Na energia, favorecia renováveis como painéis solares e impor metas de
eficiência energética, mais uma vez aumentando custos. A integração
energética europeia (p.57) e políticas verdes reduziria a concorrência e
centralizar monopólios, prejudicando produtores e consumidores locais.
Políticos não planeiam com base em necessidades económicas, levando ao
desperdício de recursos. A falta de autonomia energética tornaria Portugal
vulnerável e dependente a decisões de Bruxelas, prejudicando a livre
concorrência. A liberdade de distribuidores e produtores deve ser garantida
para evitar distorções no mercado. Temos hodierno um socialismo do mercado.

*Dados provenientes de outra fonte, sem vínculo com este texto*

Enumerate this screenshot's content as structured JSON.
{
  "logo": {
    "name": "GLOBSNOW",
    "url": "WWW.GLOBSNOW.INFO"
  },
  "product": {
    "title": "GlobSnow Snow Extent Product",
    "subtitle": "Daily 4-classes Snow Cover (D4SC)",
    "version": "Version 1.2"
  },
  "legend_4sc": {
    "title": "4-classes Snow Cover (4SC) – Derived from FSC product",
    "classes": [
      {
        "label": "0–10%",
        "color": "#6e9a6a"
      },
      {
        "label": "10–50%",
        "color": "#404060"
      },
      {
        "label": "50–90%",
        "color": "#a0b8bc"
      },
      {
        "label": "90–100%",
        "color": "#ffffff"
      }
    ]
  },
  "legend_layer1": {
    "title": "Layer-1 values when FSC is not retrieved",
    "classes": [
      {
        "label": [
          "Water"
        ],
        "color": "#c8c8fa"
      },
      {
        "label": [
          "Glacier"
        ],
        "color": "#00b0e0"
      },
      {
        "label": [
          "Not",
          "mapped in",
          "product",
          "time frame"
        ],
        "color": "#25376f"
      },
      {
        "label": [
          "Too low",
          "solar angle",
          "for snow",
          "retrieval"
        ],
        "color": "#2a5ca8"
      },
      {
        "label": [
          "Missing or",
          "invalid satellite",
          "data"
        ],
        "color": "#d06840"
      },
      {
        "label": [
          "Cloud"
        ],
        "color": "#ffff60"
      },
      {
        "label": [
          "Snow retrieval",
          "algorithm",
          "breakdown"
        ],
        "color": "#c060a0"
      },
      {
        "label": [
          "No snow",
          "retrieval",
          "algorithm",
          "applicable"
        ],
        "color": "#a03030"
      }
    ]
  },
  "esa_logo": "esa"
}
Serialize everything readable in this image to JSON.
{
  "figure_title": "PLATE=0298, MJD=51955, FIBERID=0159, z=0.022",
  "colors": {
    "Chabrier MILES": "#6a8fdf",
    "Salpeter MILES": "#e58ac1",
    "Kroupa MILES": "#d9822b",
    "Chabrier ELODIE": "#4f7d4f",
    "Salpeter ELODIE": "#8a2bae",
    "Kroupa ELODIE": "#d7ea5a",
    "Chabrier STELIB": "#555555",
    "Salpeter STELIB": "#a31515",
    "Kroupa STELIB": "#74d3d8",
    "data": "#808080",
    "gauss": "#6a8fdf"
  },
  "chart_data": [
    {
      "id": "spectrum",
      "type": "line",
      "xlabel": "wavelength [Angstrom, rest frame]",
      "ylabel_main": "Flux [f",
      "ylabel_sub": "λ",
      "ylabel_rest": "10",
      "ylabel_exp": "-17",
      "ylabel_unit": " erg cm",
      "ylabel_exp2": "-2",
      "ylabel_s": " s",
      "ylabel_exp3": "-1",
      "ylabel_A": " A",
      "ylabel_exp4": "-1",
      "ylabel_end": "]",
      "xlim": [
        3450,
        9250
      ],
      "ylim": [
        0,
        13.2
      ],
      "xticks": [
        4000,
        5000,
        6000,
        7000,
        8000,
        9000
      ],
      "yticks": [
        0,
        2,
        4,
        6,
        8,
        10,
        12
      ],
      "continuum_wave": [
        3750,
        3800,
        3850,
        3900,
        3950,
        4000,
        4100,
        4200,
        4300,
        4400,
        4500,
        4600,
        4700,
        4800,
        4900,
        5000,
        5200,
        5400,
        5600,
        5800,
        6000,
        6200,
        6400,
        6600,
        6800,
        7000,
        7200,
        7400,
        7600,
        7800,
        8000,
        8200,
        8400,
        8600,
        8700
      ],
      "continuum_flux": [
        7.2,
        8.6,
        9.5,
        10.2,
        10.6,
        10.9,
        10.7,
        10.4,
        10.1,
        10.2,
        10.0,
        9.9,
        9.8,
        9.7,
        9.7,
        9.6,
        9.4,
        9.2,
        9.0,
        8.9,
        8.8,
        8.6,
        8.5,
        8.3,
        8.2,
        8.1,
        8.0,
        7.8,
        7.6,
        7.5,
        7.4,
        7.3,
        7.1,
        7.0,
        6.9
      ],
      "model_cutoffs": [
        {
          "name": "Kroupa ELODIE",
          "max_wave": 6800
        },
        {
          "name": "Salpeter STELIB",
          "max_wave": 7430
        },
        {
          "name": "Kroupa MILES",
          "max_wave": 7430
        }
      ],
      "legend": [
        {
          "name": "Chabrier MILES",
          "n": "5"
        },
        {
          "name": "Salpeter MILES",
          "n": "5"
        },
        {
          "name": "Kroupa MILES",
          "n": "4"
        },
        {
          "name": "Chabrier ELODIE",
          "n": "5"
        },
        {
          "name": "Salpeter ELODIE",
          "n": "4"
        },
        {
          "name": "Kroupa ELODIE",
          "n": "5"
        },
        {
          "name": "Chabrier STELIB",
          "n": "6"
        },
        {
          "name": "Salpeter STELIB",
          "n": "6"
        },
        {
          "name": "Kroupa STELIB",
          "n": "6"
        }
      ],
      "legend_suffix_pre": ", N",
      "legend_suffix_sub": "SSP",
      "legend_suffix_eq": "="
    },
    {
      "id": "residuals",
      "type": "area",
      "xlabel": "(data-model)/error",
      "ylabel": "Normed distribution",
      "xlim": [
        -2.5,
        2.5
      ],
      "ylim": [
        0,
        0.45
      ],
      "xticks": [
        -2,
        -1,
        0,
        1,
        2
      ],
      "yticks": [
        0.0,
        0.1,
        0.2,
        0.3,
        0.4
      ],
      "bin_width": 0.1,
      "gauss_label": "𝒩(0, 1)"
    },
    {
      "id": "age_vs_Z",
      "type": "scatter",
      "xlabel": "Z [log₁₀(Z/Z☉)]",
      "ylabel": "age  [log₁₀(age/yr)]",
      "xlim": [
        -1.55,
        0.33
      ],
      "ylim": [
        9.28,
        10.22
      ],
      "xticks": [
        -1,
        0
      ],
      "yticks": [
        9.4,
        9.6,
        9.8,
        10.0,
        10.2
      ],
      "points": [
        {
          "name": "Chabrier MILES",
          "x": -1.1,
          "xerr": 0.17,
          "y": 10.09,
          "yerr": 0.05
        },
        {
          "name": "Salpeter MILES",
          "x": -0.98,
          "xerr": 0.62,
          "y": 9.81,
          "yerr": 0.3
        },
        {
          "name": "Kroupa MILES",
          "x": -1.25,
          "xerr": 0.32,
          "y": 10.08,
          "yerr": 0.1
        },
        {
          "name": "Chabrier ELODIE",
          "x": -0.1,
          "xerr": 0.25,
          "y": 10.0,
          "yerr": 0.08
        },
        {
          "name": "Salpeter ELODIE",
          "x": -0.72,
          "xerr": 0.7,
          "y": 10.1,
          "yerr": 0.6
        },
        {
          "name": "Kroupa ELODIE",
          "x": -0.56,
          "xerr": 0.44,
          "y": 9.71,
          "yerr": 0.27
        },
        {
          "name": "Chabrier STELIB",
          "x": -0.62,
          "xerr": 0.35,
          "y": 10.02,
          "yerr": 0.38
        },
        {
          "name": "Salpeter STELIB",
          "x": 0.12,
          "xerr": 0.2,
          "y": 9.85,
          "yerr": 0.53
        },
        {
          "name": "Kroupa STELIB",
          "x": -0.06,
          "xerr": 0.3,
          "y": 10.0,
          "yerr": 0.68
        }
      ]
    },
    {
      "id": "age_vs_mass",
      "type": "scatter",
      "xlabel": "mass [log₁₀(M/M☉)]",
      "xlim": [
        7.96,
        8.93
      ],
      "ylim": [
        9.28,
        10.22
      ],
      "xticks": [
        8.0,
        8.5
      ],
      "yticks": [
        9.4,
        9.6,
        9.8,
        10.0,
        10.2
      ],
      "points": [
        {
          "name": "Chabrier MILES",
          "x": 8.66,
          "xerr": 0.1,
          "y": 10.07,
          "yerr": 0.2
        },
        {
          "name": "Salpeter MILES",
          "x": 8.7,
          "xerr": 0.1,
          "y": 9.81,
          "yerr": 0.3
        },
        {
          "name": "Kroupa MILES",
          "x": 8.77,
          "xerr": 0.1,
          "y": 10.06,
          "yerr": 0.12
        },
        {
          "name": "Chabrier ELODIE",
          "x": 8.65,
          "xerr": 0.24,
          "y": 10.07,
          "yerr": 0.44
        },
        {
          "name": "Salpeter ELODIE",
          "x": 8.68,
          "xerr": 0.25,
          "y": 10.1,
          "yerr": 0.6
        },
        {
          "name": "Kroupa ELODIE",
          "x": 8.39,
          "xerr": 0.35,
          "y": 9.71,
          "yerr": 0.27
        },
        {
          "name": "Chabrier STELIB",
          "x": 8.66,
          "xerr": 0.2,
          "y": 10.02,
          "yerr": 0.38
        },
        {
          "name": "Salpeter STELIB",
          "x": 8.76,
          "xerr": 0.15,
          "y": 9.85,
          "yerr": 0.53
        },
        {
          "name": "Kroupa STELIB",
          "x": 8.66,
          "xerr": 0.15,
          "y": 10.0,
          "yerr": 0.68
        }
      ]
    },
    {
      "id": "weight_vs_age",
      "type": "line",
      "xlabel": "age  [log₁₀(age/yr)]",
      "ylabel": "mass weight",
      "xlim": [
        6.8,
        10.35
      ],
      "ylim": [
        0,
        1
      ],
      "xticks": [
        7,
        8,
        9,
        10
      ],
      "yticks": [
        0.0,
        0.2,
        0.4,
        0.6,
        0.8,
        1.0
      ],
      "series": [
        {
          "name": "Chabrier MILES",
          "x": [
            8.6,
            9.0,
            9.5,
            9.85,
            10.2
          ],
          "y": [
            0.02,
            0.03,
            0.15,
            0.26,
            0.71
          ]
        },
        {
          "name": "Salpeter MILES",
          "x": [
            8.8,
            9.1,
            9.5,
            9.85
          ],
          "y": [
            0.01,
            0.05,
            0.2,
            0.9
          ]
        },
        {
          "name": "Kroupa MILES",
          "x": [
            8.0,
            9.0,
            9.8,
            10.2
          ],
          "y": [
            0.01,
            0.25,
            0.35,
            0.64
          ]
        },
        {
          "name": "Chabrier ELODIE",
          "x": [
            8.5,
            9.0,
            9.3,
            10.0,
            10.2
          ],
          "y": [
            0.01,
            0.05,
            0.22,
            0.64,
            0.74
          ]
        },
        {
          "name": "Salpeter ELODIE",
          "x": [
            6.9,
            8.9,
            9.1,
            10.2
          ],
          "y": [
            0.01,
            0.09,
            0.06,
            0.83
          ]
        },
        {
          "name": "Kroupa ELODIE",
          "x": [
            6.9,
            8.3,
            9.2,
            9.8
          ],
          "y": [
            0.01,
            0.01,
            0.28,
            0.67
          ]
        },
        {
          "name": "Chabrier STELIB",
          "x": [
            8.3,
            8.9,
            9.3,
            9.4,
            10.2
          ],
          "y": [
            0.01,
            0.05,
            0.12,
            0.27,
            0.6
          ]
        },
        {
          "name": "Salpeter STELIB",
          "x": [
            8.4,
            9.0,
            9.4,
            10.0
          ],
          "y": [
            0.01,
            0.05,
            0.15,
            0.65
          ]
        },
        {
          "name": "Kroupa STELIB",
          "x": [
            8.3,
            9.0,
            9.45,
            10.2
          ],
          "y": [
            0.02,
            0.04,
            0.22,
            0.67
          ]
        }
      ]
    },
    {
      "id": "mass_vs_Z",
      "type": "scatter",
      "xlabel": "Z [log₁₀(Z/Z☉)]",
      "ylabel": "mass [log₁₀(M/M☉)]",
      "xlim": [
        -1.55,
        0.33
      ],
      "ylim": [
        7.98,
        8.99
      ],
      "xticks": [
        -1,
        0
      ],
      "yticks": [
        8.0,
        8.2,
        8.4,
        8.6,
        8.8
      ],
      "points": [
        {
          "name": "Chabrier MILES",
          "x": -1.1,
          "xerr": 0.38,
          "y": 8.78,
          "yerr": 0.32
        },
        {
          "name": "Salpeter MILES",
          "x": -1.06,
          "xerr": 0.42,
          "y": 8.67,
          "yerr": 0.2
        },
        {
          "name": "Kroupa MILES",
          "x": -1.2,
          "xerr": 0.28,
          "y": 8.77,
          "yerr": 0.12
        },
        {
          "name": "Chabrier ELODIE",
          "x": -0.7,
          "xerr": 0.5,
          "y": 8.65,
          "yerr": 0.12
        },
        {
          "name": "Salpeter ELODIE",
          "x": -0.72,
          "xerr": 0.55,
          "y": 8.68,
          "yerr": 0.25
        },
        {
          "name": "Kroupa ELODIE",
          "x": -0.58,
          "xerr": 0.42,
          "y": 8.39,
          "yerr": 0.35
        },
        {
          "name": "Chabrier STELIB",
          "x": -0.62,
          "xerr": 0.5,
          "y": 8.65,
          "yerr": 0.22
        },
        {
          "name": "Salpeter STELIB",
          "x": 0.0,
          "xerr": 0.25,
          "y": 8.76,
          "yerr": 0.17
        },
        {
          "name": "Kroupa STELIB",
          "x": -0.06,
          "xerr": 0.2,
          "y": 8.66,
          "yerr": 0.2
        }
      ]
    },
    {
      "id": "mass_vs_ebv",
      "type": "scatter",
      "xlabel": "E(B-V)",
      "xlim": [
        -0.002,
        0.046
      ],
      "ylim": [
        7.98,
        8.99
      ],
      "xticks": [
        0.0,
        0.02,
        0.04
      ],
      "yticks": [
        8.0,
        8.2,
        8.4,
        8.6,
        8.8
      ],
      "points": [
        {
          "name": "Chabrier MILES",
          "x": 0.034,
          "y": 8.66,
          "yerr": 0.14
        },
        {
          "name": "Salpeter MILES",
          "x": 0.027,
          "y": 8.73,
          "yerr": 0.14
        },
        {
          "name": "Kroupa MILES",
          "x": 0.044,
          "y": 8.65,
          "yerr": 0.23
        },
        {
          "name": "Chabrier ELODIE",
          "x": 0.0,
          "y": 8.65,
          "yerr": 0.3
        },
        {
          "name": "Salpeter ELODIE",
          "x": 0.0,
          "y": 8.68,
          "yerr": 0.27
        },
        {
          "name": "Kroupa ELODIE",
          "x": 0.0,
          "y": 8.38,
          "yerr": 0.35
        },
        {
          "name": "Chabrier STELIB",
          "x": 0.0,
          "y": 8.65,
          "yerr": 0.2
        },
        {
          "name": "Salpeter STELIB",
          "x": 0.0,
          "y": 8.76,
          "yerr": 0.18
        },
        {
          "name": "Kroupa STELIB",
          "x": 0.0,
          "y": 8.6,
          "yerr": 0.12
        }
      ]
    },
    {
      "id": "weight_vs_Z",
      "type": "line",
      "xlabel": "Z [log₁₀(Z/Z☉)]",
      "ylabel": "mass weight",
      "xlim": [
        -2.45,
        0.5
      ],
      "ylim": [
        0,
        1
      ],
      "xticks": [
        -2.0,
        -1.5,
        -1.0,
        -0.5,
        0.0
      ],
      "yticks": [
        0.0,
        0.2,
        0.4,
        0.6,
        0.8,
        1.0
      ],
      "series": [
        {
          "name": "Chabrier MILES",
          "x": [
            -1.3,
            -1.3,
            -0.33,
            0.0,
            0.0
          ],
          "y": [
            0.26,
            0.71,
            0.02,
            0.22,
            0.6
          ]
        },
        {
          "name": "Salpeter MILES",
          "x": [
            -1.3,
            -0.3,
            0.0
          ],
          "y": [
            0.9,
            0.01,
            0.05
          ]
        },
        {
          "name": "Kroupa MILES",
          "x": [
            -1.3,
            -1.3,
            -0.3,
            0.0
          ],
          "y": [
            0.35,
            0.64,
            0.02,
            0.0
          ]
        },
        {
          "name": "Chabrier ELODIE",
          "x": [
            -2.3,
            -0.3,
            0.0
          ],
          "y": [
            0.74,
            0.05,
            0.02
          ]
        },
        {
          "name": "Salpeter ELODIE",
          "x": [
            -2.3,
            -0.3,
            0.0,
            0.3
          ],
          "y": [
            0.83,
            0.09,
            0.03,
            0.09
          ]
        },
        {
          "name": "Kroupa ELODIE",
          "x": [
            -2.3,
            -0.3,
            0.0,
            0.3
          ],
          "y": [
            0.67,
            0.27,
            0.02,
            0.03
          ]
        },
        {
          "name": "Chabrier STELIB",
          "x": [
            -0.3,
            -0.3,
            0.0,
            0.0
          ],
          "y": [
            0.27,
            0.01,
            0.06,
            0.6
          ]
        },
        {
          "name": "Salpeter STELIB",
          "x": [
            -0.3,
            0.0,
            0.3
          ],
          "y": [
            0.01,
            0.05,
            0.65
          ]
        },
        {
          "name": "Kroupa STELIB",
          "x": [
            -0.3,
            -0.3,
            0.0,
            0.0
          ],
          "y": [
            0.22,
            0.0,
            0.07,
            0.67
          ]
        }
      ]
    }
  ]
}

Respeito o seu estilo de vida discreto e a sua atitude despreocupada em
relação à política e, só por esse mérito, merece ser recordado. Mas é irónico
que hoje seja aclamado como um patrocinador da direita por defender valores
familiares, omitindo a sua declaração de 2008 de que não pertence nem à
esquerda nem à direita, bem como a intransigência do Estado na prestação de
serviços ao público onde o mercado livre supostamente falha. Um reformista,
sim, mas não um defensor da liberdade, abraçando até ao fim o credo da
social-democracia.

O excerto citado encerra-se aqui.